From: Mike Meyer <mwm@contessa.phone.net>
Date: Fri, 23 Jun 95 18:08:11 PST
To: www-talk@www10.w3.org
Message-Id: <19950623.74E33B0.101F8@contessa.phone.net>
> Has anyone else wrestled with designing better log formats?  Are there any
> other formats in use?

I believe WN uses a different format, along with tools to turn it back
into CLF. AWS uses a different format, driven by a desire to make both
error logs and access logs have the same format and be more usefull.
It was a tough decision, though.

> Another approach is to create new log files for new items (access_log,
> error_log, security_log, etc.).  This makes it easy to accomodate new item
> without breaking existing tools, but creates a problem when you have to
> correlate across files to find all of the info associated with a particular
> client request.

Right. At one point, WN did this. Even worse, if you log to syslog, it
created mutliple entries in the same log file for each request,
connected only by the process ID making the request if you were
running out of inetd. I don't know what it did if you were running
standalone.

> There's also a bit of expansion, because you usually
> replicate the timestamp or some other request info.

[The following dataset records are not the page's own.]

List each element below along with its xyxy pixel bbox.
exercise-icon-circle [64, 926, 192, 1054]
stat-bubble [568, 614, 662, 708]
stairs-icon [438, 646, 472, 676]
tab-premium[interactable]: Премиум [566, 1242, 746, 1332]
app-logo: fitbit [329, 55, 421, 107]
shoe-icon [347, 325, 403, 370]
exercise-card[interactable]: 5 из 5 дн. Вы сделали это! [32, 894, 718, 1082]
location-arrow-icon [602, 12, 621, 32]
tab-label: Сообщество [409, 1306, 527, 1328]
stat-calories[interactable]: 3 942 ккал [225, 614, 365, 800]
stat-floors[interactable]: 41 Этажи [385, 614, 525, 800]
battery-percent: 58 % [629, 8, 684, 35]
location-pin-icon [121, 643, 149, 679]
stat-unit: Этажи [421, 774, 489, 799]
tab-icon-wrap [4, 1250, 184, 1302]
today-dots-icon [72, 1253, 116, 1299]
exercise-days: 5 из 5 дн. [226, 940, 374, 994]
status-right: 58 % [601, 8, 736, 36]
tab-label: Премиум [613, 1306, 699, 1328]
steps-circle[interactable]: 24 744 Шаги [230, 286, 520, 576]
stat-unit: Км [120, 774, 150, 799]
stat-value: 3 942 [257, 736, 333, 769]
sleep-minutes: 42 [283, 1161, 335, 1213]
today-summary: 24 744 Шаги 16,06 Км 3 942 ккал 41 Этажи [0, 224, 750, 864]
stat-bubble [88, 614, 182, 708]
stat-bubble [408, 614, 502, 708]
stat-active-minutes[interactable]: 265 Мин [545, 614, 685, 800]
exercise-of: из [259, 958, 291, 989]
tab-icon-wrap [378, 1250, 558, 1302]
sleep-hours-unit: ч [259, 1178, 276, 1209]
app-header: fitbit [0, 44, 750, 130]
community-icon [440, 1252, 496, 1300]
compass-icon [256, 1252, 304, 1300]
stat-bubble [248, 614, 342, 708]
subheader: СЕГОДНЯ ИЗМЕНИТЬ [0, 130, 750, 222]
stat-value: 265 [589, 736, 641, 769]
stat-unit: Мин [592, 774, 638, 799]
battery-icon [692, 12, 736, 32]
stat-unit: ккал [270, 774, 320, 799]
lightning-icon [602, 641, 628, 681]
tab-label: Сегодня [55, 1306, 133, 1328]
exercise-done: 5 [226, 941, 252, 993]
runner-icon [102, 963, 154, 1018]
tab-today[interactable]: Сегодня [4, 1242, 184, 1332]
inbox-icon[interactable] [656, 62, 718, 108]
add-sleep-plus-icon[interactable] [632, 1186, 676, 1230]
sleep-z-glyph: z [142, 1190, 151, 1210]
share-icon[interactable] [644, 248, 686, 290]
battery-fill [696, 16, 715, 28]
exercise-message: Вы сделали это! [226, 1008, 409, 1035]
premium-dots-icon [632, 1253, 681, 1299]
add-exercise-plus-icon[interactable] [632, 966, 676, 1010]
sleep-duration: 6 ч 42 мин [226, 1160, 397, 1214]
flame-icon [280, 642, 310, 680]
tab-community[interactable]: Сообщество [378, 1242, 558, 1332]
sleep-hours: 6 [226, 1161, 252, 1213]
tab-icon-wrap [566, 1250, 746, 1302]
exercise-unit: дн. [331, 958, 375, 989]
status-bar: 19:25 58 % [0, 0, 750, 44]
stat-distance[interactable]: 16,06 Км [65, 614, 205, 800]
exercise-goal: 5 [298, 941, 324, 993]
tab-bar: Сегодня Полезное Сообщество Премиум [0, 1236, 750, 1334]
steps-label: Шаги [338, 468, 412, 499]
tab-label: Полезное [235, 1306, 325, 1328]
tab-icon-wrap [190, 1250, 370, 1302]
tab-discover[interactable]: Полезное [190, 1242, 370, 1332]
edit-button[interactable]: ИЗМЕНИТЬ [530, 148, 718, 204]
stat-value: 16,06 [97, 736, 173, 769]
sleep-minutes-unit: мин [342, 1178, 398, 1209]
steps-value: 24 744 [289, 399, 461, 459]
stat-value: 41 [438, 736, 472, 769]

You pretty much have to if you want to be able to, for instance,
correlate the refererer_log entry with the 404 entry to see if you've
got a bad reference on one of your pages.

> To solve these problems, we designed a new format based on name-value
> pairs.  Fields are named so that you can accomodate new stuff without
> breaking tools (which ignore fields they don't know about).  It's also an
> integrated format:  all of the info associated with the request (access,
> error, security info, etc.) is written in a single log entry.

The last step is a good one. That's the thing that convinced me that
AWS should change the format. I *wanted* user-agent & referer
information attached to a request. Given that I've broken CLF already,
there's no reason to change it.

> We ended up using a Tcl list-based format for the entries, that look like
> this (wrapped for the reader's benefit):
> log {start 803173054.917815} {method GET} {url /~payne/link.html} \
>     {bytes 0} {error {file not found}} {status 404} {end 803173054.930446} \
>     {host localhost}

30% expansion I could live with. However:

Your example doesn't balance curlies; the line ends with the {error
.. } element open.

The real benefit of a "common log file" format is that you can share
tools between servers. For that to work in this case, you need to have
a standard for what all the names are, and what data is inside them.
Either that, or tools that can be told what names to look for and how
they should be treated. Basically, a map from "log names" to "tool
names"; i.e. bytes is "size", error/status is status, ("%s %s %s"
method, URL, protocol) is "request", and so forth.

Hmm - maybe a tool that ate NLF (New Log Format) files and a config
and spat out CLF files???

So, do you have a formal proposal written up? Want to cooperate on one
(might not work well - I want to use "("'s for the seperator :-)?

	<mike
Received on Friday, 23 June 1995 21:17:28 UTC